According to a report, the Rockets offered Clint Capela a five-year, $85 million deal. But the center is looking for an even bigger contract this offseason.
Re-signing Chris Paul and Clint Capela were the biggest priorities for the Houston Rockets this summer. Houston inked Paul to a massive four-year, $160 million deal at the start of free agency. But the Rockets and Capela haven’t been able to come to an agreement yet.
Houston has already made a $4.7 million qualifying offer to Capela. Many people assumed that Houston wouldn’t immediately offer Capela a big contract since he’s a restricted free agent. The thought process was that the Rockets would sit back and let he market set the price for Capela and then Houston would match whatever offer sheet he received.
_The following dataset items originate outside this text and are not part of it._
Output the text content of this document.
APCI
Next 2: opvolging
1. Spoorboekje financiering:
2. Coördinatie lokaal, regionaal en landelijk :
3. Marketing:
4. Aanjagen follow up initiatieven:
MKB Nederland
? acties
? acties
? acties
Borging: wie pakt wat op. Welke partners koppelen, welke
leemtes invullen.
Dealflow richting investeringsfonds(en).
That way, the team wouldn’t negotiate against itself, but this isn’t the case.
According to the Houston Chronicle’s Jonathan Feigen, the Rockets offered Capela a five-year, $85 million deal on July 1. After incentives, the final value of the deal could reach as high as $90 million.
Capela and his team are seeking a deal similar to what Rudy Gobert (four-years, $102 million) and Steven Adams (four years, $100 million) received. Capela showed throughout the season and in the playoffs that he is on the same level as those centers, but he might not command the same money.
Adams and Gobert signed their contracts in 2016, when seemingly every team had unlimited cap space and everyone was getting paid. In the summer of 2016, the Lakers signed Luol Deng to a four-year, $72 million deal. They even gave Timofey Mosgov a contract worth $64 million over four years. Houston and Ryan Anderson also agreed to a four-year, $80 million deal in 2016.
With the salary cap expected to rise sharply, teams in 2016 were writing big checks to any player with a pulse. Now, those same teams have mediocre players with star contracts, which makes them nearly impossible to trade (e.g. Ryan Anderson and Luol Deng).
Of course, Clint Capela will be a great player for years to come, assuming he stays healthy. But the free agent market has been pretty dry for non-superstar players this summer. If Capela wants to get a really big deal, he should probably sign the $4.7 million qualifying offer with Houston. Then he can become an unrestricted free agent next season when teams will have more available cap space.
Either way, the Rockets need Capela in order to compete for a championship next season. Contract negotiations between Capela and the Rockets might drag on for a few more weeks, but he’ll probably return to Houston one way or another.